No, I'm not turning vegan.  But three of my children are, and I love spoiling them with food.  So I want to learn some yummy vegan dishes. (My daughter-in-law even has her own blog, chronicling her experiences cooking vegan while living overseas.)  I also love food that's healthy and inexpensive.  Since we got a pressure cooker last year, I've experimented with beans of various types.  On the weekend, I'll try a new recipe for Caribbean Black Bean Soup or Curried Lentils, and then freeze it for lunches at work.  On most days, I'll have oatmeal for breakfast, beans for lunch, and I'm a vegan until dinner.

I'm slowly learning the rules of begin a vegan (who knew Worcestershire sauce has anchovies?), and I'm amused by how our understanding has grown.  Last weekend I was watching an old episode of "Good Eats" with one of my favorite Food Network personalities, Alton Brown.  He was teaching us about the different types of tofu and how to cook each.  I thought, "here's a man ahead of his time," until he coated the tofu in an egg wash.

When I was first married, foods like tofu were more fad than way of life.   Now, we have a much more holistic view at how and what we eat; it's not so much this food or that which can "substitute" for something we're eliminating, but more of looking at our diet as a whole, understanding the rich variety of what we can eat, and celebrating it on the table.

One food which I've found especially challenging is lentils.  With the exception of one pressure-cooker recipe for curried lentils, they always taste like dirt.  My friend Kandy said they need to be well seasoned, and I've gotten several suggestions from Facebook friends, which I'll try, to make a less-earthy dish.

At Easter dinner, I asked my friend Liz for ideas.  She seemed to recall some recipes she'd gotten at a fair that were produced by the Washington-Idaho Pea and Lentil Commission.  She dug through her files and sent them to me (scanned and e-mailed, something we never thought we'd be doing back in the early '80s).

The recipes looked delicious, but I had to smile about the way they were used.  One recipe for Honey Baked Lentils sounded like a great alternative to baked beans.  But the recipe included bacon, and most of the other entrees had meat as well as lentils.

Like Alton, not quite clear on the concept!  (In there defense, the "concept" had not quite evolved.)

I wondered if the commission had caught up with the times.
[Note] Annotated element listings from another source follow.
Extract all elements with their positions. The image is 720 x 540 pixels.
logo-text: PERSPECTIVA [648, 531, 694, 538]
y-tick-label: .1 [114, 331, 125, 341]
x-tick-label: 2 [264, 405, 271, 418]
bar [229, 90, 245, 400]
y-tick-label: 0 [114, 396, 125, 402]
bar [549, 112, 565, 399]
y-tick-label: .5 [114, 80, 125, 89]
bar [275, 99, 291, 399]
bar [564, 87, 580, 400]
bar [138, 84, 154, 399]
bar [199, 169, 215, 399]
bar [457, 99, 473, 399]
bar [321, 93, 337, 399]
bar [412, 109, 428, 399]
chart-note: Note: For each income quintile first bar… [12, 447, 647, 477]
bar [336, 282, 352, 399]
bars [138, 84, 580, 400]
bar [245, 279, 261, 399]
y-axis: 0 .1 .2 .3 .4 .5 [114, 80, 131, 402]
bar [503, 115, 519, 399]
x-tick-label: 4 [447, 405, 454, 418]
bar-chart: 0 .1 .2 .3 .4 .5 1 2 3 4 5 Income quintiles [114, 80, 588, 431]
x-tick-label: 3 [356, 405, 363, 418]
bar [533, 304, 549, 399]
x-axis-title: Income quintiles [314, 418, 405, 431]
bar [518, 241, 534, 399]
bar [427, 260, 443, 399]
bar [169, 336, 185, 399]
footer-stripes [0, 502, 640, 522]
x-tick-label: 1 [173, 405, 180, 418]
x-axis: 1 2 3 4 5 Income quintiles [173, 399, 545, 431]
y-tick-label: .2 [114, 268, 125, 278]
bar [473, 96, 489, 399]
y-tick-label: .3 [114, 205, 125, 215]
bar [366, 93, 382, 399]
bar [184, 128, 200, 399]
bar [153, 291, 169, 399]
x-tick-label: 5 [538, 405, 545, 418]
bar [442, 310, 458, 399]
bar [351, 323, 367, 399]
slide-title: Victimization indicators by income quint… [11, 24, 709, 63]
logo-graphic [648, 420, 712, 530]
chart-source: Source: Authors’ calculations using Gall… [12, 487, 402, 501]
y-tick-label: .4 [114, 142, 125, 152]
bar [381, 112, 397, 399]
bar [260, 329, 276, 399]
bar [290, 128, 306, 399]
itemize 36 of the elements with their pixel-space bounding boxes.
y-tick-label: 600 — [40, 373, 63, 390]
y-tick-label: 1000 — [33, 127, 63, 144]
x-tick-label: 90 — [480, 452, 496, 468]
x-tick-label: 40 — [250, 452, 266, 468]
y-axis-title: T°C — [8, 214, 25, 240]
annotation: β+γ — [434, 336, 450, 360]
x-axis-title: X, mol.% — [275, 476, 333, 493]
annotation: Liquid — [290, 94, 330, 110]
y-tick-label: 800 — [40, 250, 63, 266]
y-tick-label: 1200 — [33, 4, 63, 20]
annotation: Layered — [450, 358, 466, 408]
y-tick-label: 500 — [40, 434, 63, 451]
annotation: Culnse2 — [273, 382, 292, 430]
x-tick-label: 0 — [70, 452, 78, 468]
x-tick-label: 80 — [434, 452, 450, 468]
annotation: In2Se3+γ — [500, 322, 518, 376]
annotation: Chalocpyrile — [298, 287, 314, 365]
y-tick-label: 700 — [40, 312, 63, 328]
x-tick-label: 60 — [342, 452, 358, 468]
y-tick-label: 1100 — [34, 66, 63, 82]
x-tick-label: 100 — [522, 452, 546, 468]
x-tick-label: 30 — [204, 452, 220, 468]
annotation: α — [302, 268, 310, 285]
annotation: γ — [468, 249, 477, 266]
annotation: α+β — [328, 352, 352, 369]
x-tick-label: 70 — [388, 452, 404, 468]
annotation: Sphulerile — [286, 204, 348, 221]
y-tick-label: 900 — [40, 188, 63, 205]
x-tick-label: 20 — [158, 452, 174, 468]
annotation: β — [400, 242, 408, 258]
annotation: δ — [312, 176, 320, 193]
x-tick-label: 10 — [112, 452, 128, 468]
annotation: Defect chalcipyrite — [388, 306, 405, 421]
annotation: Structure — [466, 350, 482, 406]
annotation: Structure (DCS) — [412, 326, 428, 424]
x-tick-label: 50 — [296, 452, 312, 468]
They are now contributors to the US Dry Pea and Lentil Council.  This site had a whole section of recipes (some of which also called for bacon, 'though less of it) but there was an updated recipe for Bar-B-Q Lentils which would qualify as vegan (if a vegan Worcestershire sauce was used).

It seems that the commission, like me, is semi-vegan.

Glad to find a new place to explore for recipes.  I've always believed the food producers come up with the best recipes, because they have a commercial interest in making us love their product.  And I'll continue on my journey as a semi-vegan. 

Meanwhile, happy Earth Day to my vegan and carnivore friends!